If you can get anywhere near Old Street on Leap Years day then I suggest you come along.

For an early bird fee of £90 it represents great value PHP training and networking. There will also be an extra PHP London Meetup on the 28th. Watch the PHPLondon site for details.

Boost for WordPress

You may have seen the news allready.

I won’t claim to be a fast blogger, instantly reacting to the worlds events but I do like to put in my 2p when something interesting happens.

Automattic has raised a US$29.5 million in Series B funding to position the company to

execute on our vision of a better web not just in blogging

Three hearty cheers to them.
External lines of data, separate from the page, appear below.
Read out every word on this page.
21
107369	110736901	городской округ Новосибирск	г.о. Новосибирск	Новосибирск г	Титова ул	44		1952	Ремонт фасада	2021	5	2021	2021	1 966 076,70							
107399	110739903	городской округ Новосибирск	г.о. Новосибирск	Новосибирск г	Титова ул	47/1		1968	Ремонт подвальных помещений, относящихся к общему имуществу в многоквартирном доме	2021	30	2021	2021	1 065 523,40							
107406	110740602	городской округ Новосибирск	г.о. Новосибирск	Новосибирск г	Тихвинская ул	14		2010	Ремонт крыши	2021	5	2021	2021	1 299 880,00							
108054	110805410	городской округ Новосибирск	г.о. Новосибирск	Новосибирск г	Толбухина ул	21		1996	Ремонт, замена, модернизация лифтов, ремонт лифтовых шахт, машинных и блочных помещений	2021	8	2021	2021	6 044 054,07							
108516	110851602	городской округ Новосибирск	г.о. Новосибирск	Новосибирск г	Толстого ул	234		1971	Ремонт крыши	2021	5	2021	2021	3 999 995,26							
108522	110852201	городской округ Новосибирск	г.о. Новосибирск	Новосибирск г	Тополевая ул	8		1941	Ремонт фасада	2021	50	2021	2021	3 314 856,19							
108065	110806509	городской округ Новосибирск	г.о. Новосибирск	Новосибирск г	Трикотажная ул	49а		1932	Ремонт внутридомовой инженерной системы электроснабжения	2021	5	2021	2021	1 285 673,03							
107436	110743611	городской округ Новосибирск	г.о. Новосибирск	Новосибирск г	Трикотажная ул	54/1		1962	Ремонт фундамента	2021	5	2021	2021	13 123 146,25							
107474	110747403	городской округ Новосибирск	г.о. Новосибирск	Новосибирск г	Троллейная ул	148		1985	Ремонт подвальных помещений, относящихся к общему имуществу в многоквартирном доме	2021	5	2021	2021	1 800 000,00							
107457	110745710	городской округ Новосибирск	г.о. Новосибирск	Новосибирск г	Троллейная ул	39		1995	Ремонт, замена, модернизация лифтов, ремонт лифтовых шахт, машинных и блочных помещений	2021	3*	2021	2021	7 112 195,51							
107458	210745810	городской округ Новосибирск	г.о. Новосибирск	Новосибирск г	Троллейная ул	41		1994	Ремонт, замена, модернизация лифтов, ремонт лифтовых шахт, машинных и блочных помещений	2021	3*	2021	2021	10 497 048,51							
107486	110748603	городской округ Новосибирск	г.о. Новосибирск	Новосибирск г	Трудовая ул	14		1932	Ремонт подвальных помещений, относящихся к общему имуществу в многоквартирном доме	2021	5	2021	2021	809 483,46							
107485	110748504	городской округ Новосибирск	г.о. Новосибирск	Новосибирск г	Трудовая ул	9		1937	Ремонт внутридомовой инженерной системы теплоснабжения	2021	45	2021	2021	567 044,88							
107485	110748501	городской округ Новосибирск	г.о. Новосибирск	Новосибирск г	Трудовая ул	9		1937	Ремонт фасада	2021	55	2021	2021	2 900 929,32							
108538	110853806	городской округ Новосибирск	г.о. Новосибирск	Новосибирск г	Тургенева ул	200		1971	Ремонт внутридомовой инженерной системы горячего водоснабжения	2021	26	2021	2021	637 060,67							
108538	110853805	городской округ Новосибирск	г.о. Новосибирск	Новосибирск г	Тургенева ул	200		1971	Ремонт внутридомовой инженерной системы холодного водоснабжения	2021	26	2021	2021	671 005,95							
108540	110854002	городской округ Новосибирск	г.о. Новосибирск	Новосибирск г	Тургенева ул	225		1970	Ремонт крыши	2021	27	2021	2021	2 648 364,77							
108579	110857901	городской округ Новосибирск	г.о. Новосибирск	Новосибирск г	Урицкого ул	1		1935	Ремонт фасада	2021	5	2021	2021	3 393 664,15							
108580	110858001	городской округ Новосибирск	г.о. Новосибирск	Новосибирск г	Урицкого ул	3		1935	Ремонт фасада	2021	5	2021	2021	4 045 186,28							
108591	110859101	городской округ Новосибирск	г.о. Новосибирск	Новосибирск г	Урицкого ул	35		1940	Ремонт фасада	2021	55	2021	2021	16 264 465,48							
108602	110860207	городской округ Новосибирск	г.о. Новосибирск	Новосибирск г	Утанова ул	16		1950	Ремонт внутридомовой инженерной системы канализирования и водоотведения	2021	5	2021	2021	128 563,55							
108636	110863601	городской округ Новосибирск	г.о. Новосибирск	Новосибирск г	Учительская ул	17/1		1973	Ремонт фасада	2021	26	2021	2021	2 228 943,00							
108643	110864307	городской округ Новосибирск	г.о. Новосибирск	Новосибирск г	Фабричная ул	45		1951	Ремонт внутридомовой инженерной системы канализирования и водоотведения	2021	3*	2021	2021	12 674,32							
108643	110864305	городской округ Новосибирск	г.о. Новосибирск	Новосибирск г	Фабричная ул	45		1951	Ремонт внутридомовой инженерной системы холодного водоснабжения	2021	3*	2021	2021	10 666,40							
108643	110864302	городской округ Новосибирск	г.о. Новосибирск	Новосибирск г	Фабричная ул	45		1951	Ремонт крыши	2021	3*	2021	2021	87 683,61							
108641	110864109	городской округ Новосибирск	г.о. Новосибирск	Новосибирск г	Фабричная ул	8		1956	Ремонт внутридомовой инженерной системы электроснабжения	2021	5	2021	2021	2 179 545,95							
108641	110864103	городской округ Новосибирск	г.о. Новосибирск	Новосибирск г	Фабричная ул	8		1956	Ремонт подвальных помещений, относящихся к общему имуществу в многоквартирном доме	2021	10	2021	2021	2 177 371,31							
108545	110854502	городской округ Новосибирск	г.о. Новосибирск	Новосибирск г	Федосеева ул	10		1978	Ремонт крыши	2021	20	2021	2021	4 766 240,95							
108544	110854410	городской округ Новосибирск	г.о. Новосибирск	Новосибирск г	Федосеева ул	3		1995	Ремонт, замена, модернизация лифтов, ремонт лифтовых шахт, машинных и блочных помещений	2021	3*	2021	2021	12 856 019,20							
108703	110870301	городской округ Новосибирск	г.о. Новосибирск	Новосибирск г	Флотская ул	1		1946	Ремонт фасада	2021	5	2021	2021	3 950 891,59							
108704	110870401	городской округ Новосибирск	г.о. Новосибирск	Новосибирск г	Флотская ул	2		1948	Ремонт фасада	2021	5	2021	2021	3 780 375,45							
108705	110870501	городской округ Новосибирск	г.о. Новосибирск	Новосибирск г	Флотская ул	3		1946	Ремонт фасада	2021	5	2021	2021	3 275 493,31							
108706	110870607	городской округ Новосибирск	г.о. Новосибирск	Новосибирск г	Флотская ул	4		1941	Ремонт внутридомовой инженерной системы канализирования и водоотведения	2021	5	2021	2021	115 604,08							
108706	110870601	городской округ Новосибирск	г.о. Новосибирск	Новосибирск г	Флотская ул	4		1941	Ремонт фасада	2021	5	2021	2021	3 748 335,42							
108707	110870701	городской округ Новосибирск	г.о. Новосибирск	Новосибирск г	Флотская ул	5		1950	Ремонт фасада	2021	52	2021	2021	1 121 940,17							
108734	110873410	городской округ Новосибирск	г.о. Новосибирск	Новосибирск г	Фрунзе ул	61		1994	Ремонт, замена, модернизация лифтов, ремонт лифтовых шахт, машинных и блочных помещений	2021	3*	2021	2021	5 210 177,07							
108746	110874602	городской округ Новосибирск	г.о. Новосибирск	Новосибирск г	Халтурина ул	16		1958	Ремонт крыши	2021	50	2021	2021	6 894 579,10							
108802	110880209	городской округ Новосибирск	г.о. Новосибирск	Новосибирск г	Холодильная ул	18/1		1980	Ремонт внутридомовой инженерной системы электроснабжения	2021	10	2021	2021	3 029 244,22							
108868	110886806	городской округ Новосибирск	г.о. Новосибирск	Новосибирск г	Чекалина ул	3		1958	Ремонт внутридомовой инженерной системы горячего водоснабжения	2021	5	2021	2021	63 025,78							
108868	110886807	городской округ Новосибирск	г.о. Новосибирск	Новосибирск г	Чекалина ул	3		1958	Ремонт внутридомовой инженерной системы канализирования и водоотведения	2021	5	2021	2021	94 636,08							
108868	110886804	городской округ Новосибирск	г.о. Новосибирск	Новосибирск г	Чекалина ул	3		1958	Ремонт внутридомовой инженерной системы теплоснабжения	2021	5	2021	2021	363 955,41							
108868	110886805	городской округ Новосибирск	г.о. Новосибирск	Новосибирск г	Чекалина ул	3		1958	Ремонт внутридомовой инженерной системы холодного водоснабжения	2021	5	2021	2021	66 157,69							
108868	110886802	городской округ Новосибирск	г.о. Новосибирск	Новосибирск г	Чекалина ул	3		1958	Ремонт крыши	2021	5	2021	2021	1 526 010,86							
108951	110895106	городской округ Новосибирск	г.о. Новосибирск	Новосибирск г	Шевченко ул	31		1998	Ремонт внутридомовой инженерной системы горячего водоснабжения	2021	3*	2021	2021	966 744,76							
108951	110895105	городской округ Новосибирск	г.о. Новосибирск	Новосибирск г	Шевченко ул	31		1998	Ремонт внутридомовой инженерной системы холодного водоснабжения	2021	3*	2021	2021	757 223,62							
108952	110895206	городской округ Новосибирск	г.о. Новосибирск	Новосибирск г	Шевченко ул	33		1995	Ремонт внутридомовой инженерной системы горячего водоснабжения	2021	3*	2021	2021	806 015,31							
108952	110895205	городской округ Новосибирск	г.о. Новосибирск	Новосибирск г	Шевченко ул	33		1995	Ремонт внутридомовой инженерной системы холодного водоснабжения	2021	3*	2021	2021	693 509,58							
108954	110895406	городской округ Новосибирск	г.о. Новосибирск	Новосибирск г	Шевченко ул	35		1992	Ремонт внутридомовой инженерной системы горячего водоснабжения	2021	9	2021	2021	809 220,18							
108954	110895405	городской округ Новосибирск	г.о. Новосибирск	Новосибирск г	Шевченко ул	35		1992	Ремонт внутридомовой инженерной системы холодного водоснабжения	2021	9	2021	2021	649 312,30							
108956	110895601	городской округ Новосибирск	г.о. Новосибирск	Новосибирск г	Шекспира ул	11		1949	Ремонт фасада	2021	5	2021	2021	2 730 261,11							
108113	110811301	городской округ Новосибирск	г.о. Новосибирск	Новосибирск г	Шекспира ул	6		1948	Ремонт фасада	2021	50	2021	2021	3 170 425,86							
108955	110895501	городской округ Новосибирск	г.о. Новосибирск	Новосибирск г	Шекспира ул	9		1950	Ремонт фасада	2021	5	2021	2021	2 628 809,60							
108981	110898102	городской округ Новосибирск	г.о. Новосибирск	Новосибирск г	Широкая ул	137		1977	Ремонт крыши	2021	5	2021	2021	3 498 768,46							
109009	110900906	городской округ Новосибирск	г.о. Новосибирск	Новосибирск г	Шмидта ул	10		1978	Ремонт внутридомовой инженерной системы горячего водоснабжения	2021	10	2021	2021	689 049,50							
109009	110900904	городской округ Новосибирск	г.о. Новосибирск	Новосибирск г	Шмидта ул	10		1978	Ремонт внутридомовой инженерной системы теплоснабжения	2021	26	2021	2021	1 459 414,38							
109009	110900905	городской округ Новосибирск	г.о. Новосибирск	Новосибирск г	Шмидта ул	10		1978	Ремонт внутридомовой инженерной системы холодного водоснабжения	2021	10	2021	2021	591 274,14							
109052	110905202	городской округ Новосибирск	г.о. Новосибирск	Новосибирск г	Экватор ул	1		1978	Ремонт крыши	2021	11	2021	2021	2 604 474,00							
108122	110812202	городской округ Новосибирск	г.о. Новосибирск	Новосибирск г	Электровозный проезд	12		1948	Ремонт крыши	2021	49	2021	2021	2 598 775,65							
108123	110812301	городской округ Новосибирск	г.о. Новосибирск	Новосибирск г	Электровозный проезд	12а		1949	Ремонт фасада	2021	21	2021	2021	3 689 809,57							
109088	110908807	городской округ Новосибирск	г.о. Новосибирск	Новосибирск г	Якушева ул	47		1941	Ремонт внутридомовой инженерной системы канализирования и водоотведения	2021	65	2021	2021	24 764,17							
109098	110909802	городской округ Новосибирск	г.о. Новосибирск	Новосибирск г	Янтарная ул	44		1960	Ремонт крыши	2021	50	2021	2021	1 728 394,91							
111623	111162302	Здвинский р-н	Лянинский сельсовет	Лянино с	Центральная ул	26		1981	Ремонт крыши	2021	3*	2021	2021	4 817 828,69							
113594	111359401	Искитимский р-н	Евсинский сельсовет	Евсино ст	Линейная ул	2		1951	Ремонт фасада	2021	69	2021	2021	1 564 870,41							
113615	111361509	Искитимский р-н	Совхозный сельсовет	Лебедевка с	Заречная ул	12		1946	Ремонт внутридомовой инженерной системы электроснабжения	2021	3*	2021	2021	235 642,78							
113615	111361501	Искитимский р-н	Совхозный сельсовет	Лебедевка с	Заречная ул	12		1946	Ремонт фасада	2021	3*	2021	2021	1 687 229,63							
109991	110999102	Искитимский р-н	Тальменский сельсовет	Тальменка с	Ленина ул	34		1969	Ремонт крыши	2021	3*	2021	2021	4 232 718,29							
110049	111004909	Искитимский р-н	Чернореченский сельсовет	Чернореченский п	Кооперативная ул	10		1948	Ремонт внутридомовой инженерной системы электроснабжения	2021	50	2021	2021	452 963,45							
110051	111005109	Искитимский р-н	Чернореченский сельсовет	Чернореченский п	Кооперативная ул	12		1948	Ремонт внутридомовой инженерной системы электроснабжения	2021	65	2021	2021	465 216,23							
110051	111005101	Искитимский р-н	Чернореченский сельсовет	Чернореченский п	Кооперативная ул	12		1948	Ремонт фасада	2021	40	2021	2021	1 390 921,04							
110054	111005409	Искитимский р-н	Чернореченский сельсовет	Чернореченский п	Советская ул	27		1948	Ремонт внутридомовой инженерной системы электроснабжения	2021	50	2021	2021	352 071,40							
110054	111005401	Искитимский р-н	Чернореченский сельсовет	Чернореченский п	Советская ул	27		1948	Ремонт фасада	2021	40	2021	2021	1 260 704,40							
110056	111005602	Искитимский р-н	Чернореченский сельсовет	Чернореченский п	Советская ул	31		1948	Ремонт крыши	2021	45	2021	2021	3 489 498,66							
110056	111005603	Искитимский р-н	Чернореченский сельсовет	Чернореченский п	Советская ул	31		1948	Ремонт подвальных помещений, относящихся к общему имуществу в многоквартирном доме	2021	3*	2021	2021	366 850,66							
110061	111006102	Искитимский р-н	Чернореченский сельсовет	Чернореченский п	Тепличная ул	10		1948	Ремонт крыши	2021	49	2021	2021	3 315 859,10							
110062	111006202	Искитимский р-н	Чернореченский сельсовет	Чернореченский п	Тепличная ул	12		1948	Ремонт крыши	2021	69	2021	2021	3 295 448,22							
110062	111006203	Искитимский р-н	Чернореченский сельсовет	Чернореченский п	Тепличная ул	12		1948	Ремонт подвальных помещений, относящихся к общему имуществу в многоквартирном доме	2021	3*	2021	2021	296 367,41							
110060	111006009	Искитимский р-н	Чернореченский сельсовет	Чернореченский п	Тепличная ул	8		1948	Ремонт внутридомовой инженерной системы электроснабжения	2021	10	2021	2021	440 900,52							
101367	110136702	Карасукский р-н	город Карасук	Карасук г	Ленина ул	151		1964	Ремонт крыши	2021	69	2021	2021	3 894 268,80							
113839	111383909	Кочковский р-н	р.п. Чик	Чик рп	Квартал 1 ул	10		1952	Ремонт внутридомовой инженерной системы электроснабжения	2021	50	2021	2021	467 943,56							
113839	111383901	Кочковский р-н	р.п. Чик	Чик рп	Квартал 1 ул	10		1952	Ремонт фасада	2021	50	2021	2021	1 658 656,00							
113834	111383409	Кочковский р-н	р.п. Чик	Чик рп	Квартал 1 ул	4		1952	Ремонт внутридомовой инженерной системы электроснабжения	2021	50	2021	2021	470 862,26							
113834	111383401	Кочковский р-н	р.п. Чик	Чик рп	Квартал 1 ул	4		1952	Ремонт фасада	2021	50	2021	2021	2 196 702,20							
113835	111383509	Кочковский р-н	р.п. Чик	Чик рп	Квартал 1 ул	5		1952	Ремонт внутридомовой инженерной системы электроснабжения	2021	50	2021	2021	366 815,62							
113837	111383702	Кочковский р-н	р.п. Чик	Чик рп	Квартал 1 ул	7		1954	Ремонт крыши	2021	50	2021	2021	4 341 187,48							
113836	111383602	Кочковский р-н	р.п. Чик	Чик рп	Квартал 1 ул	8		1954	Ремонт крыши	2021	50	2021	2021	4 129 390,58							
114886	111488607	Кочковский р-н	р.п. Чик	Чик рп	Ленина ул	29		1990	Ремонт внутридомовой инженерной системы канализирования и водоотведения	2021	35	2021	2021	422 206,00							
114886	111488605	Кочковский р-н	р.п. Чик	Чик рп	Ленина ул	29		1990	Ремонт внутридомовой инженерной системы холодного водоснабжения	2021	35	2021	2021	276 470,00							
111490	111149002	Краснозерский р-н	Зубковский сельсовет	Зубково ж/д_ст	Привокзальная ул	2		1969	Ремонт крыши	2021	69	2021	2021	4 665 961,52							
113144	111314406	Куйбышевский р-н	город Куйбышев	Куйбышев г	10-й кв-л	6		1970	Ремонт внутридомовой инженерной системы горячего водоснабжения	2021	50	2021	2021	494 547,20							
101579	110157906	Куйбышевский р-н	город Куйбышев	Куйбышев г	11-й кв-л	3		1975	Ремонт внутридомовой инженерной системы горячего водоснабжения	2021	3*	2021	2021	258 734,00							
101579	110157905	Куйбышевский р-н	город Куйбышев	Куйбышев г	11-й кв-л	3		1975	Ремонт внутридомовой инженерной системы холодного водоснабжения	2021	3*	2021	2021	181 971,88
Make mine a Marstons, or a Glass of Blue Monster Reserve, or a glass of Château de Chasselas .

Well done.

I have been thinking recently about moving this blog and self hosting it. Not only that but moving away from WordPress to s9y or one of the other php based blogging tools. Mostly, truth be known, for security reasons.

But given WordPress is the software I know and it is easy to use and I know they are working on making it better and with this level of investment I am happy to be sticking with WordPress.

As Andrew said on the PHPLondon mailing list, who has struggled with the internals of WordPress while buiding Alphaville for the FT:

And yes, my own blog runs WordPress. It’s just so damned easy to install 🙂 is one of the fresh faces of the future. (Not everyone gets DFOF‘ed)

Sun to aquire MySQL

Sun to Acquire MySql

Great! C|Net’s take. Jonathon’s take.

Jeff Nolan has a good take on it from his SAP Ventures days.

I agree that SAP could be doing even more with MaxDB and the scripting world.

How about supporting or sponsoring a PDO driver for MaxDB for one?

But here are some initial questions that come out of my mind:

Doesn’t Oracle hold the licence for the InnoDB storage engine?

The java company owning the database that plays so well with perl / php / python etc. Is that a potential culture clash?

Will there be a move to push solaris as a prefered OS?

But aside from that “Well done” to all at Sun and MySQL. I am looking forward to MySQL moving forward from this announcement.